All of this could be reasons fuelling the efforts to find other ways to increase its revenue and be able to meet its operational cost, hence the decision to use the merchants and agents’ demand as a primary reason to increase cash out transaction fees. Indeed, MTN may also be using that move as a protest to the policies being implemented to constrain its operations.
NCA claims the declaration of MTN as an SMP is not meant to stifle its operations. But the manifestations of the regulatory interventions have done nothing but place constraints on MTN, even though the company seem to always find a way to continue growing in spite of those constraints.
Financial Inclusion
Having said all that, let me make the point that it is true MTN made huge loses in the first six years of rolling out mobile money. It is true that a lot of the losses was because agents, at the time, had easy access to customers’ secret PINs and therefore could easily steal their money and leave MTN with debts to settle. It is true that e-levy has affected mobile money earnings for MTN and all other players in the industry. It is true that SMP constraints are denying MTN revenue.
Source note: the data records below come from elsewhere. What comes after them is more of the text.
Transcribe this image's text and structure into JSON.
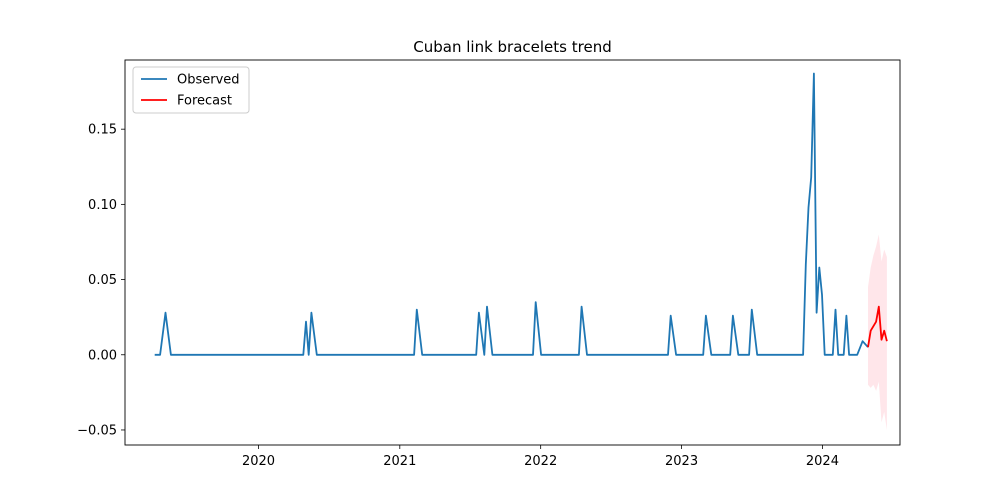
{
  "chart_data": {
    "type": "line",
    "title": "Cuban link bracelets trend",
    "xlabel": "",
    "ylabel": "",
    "x_axis": "date",
    "xlim": [
      "2019-01-20",
      "2024-07-20"
    ],
    "ylim": [
      -0.06,
      0.196
    ],
    "x_ticks": [
      {
        "date": "2020-01-01",
        "label": "2020"
      },
      {
        "date": "2021-01-01",
        "label": "2021"
      },
      {
        "date": "2022-01-01",
        "label": "2022"
      },
      {
        "date": "2023-01-01",
        "label": "2023"
      },
      {
        "date": "2024-01-01",
        "label": "2024"
      }
    ],
    "y_ticks": [
      {
        "value": -0.05,
        "label": "−0.05"
      },
      {
        "value": 0.0,
        "label": "0.00"
      },
      {
        "value": 0.05,
        "label": "0.05"
      },
      {
        "value": 0.1,
        "label": "0.10"
      },
      {
        "value": 0.15,
        "label": "0.15"
      }
    ],
    "grid": false,
    "legend": {
      "position": "top-left"
    },
    "colors": {
      "observed": "#1f77b4",
      "forecast": "#ff0000",
      "band": "#ffc0cb"
    },
    "series": [
      {
        "name": "Observed",
        "color": "#1f77b4",
        "points": [
          [
            "2019-04-07",
            0.0
          ],
          [
            "2019-04-21",
            0.0
          ],
          [
            "2019-05-05",
            0.028
          ],
          [
            "2019-05-19",
            0.0
          ],
          [
            "2020-04-26",
            0.0
          ],
          [
            "2020-05-03",
            0.022
          ],
          [
            "2020-05-10",
            0.0
          ],
          [
            "2020-05-17",
            0.028
          ],
          [
            "2020-05-31",
            0.0
          ],
          [
            "2021-02-07",
            0.0
          ],
          [
            "2021-02-14",
            0.03
          ],
          [
            "2021-02-28",
            0.0
          ],
          [
            "2021-07-18",
            0.0
          ],
          [
            "2021-07-25",
            0.028
          ],
          [
            "2021-08-08",
            0.0
          ],
          [
            "2021-08-15",
            0.032
          ],
          [
            "2021-08-29",
            0.0
          ],
          [
            "2021-12-12",
            0.0
          ],
          [
            "2021-12-19",
            0.035
          ],
          [
            "2022-01-02",
            0.0
          ],
          [
            "2022-04-10",
            0.0
          ],
          [
            "2022-04-17",
            0.032
          ],
          [
            "2022-05-01",
            0.0
          ],
          [
            "2022-11-27",
            0.0
          ],
          [
            "2022-12-04",
            0.026
          ],
          [
            "2022-12-18",
            0.0
          ],
          [
            "2023-02-26",
            0.0
          ],
          [
            "2023-03-05",
            0.026
          ],
          [
            "2023-03-19",
            0.0
          ],
          [
            "2023-05-07",
            0.0
          ],
          [
            "2023-05-14",
            0.026
          ],
          [
            "2023-05-28",
            0.0
          ],
          [
            "2023-06-25",
            0.0
          ],
          [
            "2023-07-02",
            0.03
          ],
          [
            "2023-07-16",
            0.0
          ],
          [
            "2023-11-12",
            0.0
          ],
          [
            "2023-11-19",
            0.06
          ],
          [
            "2023-11-26",
            0.098
          ],
          [
            "2023-12-03",
            0.118
          ],
          [
            "2023-12-10",
            0.187
          ],
          [
            "2023-12-17",
            0.028
          ],
          [
            "2023-12-24",
            0.058
          ],
          [
            "2023-12-31",
            0.04
          ],
          [
            "2024-01-07",
            0.0
          ],
          [
            "2024-01-28",
            0.0
          ],
          [
            "2024-02-04",
            0.03
          ],
          [
            "2024-02-11",
            0.0
          ],
          [
            "2024-02-25",
            0.0
          ],
          [
            "2024-03-03",
            0.026
          ],
          [
            "2024-03-10",
            0.0
          ],
          [
            "2024-03-31",
            0.0
          ],
          [
            "2024-04-14",
            0.009
          ],
          [
            "2024-04-28",
            0.005
          ]
        ]
      },
      {
        "name": "Forecast",
        "color": "#ff0000",
        "points": [
          [
            "2024-04-28",
            0.005
          ],
          [
            "2024-05-05",
            0.016
          ],
          [
            "2024-05-12",
            0.019
          ],
          [
            "2024-05-19",
            0.022
          ],
          [
            "2024-05-26",
            0.032
          ],
          [
            "2024-06-02",
            0.01
          ],
          [
            "2024-06-09",
            0.016
          ],
          [
            "2024-06-16",
            0.009
          ]
        ],
        "band_upper": [
          0.045,
          0.058,
          0.066,
          0.072,
          0.08,
          0.062,
          0.07,
          0.065
        ],
        "band_lower": [
          -0.02,
          -0.022,
          -0.02,
          -0.024,
          -0.018,
          -0.045,
          -0.038,
          -0.05
        ]
      }
    ]
  }
}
But I don’t see how MTN MobileMoney would think service fee increase is the way to go at a time when financial inclusion is the watch word in the industry and affordability is the main driving force for inclusiveness.
It is my hope, therefore, that as MTN has suspended the planned increase, it will find another innovative way to satisfy its merchants outside of increasing service fees. Any strategy that depends on increasing service fees at this time, threatens to derail the gains made in inclusion and probably discourage further adoption and usage of digital finance.